Dans l’un de ses derniers discours, Ahmed Gaïd Salah s’en est directement et ouvertement pris au général Ahmed Mediene (Toufik), l’accusant de «conspirer» pour entraver les solutions de sortie de crise. Il lui a également lancé un dernier ultimatum. Le désaccord entre Gaïd Salah et Mediene n’est pas nouveau. Sous la présidence de Abdelaziz Bouteflika, le chef de l’armée a poussé le général Toufik à la sortie en septembre 2015, puis a contribué à la dissolution du service de renseignement dont il avait la charge, avant de l’annexer à l’armée.

Le général Tartag, présenté comme un proche de Saïd Bouteflika, avait quant à lui été limogé aussitôt après la démission du chef de l’Etat. Il a également été visé par des accusations du chef d’état-major qui a dénoncé une réunion entre des «individus connus en vue de mener une campagne médiatique virulente contre l’armée». Selon Gaïd Salah, cette rencontre avait réuni le général Toufik, le général Tartag et Saïd Bouteflika. L’objectif a été, selon le chef de l’armée, d’imposer l’ancien président, Liamine Zeroual (1994-1999), à la tête de la transition dans le pays. Ce dernier a d’ailleurs confirmé avoir été approché dans ce sens.

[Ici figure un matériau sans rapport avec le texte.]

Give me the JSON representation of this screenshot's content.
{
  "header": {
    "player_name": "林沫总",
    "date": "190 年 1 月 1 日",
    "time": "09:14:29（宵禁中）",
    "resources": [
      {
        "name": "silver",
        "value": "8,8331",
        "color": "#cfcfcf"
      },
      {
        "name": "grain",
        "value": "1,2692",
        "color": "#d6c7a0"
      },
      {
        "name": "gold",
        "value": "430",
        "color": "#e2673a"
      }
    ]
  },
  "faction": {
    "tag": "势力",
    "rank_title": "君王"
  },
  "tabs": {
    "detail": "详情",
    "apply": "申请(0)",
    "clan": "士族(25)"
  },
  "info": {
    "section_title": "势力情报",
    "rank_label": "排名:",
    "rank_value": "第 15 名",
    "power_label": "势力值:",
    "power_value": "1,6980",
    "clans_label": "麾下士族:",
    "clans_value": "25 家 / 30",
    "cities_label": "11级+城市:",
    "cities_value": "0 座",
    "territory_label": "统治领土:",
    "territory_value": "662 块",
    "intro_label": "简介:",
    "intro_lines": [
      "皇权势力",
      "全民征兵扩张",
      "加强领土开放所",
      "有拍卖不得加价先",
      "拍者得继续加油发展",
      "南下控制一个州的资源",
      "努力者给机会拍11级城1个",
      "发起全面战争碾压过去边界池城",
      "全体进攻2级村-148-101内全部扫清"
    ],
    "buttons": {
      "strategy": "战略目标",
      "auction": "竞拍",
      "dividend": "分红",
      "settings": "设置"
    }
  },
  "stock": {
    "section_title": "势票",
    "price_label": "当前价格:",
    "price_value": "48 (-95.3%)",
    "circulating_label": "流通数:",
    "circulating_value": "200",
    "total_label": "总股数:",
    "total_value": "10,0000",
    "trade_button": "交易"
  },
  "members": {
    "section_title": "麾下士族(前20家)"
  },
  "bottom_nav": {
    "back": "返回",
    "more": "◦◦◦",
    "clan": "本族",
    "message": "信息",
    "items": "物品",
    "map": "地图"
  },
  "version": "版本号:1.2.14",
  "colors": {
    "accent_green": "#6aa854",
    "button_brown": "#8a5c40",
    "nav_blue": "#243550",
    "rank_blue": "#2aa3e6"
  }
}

La position ambiguë de Khaled Nezzar

Dans ce contexte mouvementé, un autre personnage a fait parler de lui ces derniers jours. Jusque-là opposant farouche de Gaïd Salah, l’ancien ministre de la Défense et personnalité clé de la vie politique algérienne durant les années 90, Khaled Nezzar, a affirmé dans un article paru le 31 mars 2019, sur le site «Algérie Patriotique» fondé par son fils Lotfi Nezzar, que Saïd Bouteflika était prêt à tout, y compris à instaurer l’état de siège, pour ne pas céder le pouvoir.  Nezzar a même fait savoir qu’il lui a proposé plusieurs pistes de sortie de crise. Il était question, entre autres, de fixer une date pour le départ du président qui ne devrait pas excéder 9 mois, mettre en place un gouvernement de technocrates et créer des commissions indépendantes pour la préparation de l’élection présidentielle. Selon plusieurs observateurs, les dernières déclarations de Khaled Nezzar risquent de l’impliquer directement dans cette affaire. 

L’effet boule de neige

Les arrestations auxquelles la police algérienne a procédé le 4 mai 2019 entrent dans le cadre d’une rafle qui a débuté début avril. Dans ce cadre, l’ancien patron du Forum des chefs d’entreprises, Ali Haddad, avait été écroué le 3 avril 2019, alors qu’il tentait de quitter le pays par voie aérienne. Il a été accusé de possession de devises étrangères et de deux passeports non déclarés. Le 24 avril, c’était autour du patron du groupe Cevital d’être arrêté par la police. Issad Rebrab a été accusé de fausses déclarations en matière de transferts de capitaux et d’importations. S’en suivra une série d’autres arrestations dans ce qui ressemble à un effet boule de neige qui n’est pas près de se terminer. Dans ce contexte, les frères Kouninef et le gouverneur de la Banque centrale algérienne et ministre des Finances, Mohamed Loukal, ont été entendus le 24 avril 2019, pour leur implication présumée dans des affaires de dilapidation de fonds publics, de corruption, de détournement de foncier et de trafic d’influence. Cette semaine encore, Ahmed Ouyahia, quatre fois Premier ministre depuis 1995, a été entendu par la police dans le cadre d’une enquête pour dilapidation de fonds publics.